I have fused three data sets to exclude the non-phone SIM cards, but the identified devices are not complete. There remained devices whose models are unknown, and there are phones whose release date and price are unknown. It is not possible to determine SES of these subscribers with the proposed solution. Furthermore, as Section iPhones demonstrated, the phone prices seem to be depreciated, which might have distorted the results, but using actual release prices should fix this.
Possible Enhancements
One possible research enhancement would be to use more precise data sources for the financial classification, for example, the type and price of mobile phones. The combination of the housing prices and the price of the mobile phone device might provide a better result. Moreover, the relative age of the cell phone might be used as a weight for the phone price when applied as SES indicator to distinguish between the phone price categories as an expensive but old phone is not worth as much as a newer one with the same price.
Using a data set containing information about both participants of a call, not only the social network could be built, but that network could be weighted with the financial status of the subscribers.
It may be possible to enhance this work by examining the visited places of the wealthiest classes, whether they tend to appear in areas, for example, with elegant restaurants or theaters outside of normal work hours.
Although the current solution to select the football fans’ SIM cards that caused the peaks gives a reasonable result but could be improved by analyzing the activity during the whole observation period. For example, applying a machine learning technique.

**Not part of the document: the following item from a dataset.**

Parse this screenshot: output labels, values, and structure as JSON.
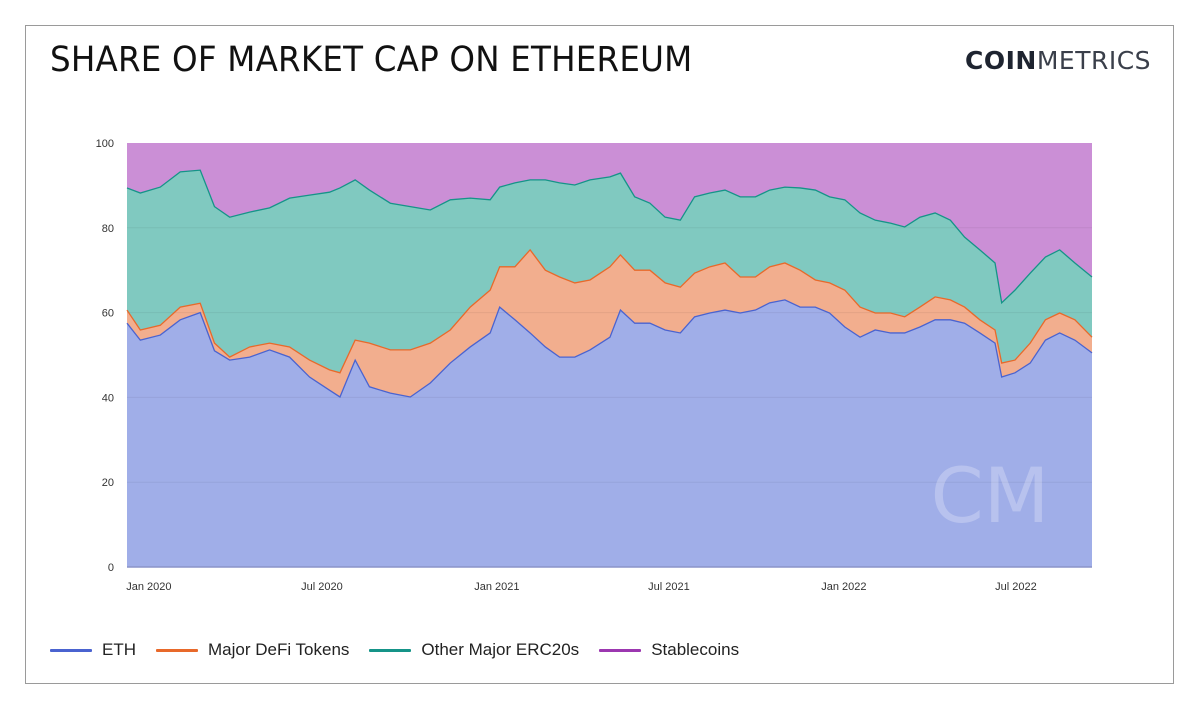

Extending the list of the non-phone TACs could also help to refine the results, and combining the mobile phone prices with the real estate prices of the home location would most certainly enhance the socioeconomic characterization.
Conclusion
In this chapter, I presented a method based on Principal Component Analysis to evaluate socioeconomic status (SES) depending on the indicators of human mobility. I have utilized two features to characterize SES, a direct and an indirect one. The indirect is the housing prices because the level of a neighborhood was used to infer the SES. When the home location is known, the typical housing price of that area can be associated with the subscriber.
I found that the mean distance between home and work locations is significantly correlated to housing prices. The people living in cheaper regions have to take longer routes to their work sites. Analyzing the residents’ real estate values at home and work locations, I have found a strong positive relationship. Living in a high-priced neighborhood in Budapest requires working in more expensive regions and vice versa.
A more direct feature for the SES is the price of the subscriber’s cellphone. Although the actual purchase price of a mobile phone is unknown, the recommended retail price was available along with the release date. The mobile phone price was also proved to be an expressive socioeconomic indicator that can be applied to distinguish the subscribers by mobility customs.
Using socioeconomic classes derived from housing prices at the home location, mobile phone prices, and the age of the cell phone, a correlation between the wake-up time and the socioeconomic status was also identified. The subscribers living in less expensive apartments get up earlier, and this tendency holds true in respect of the mobile phone prices: subscribers who own more expensive cell phones tend to get up later.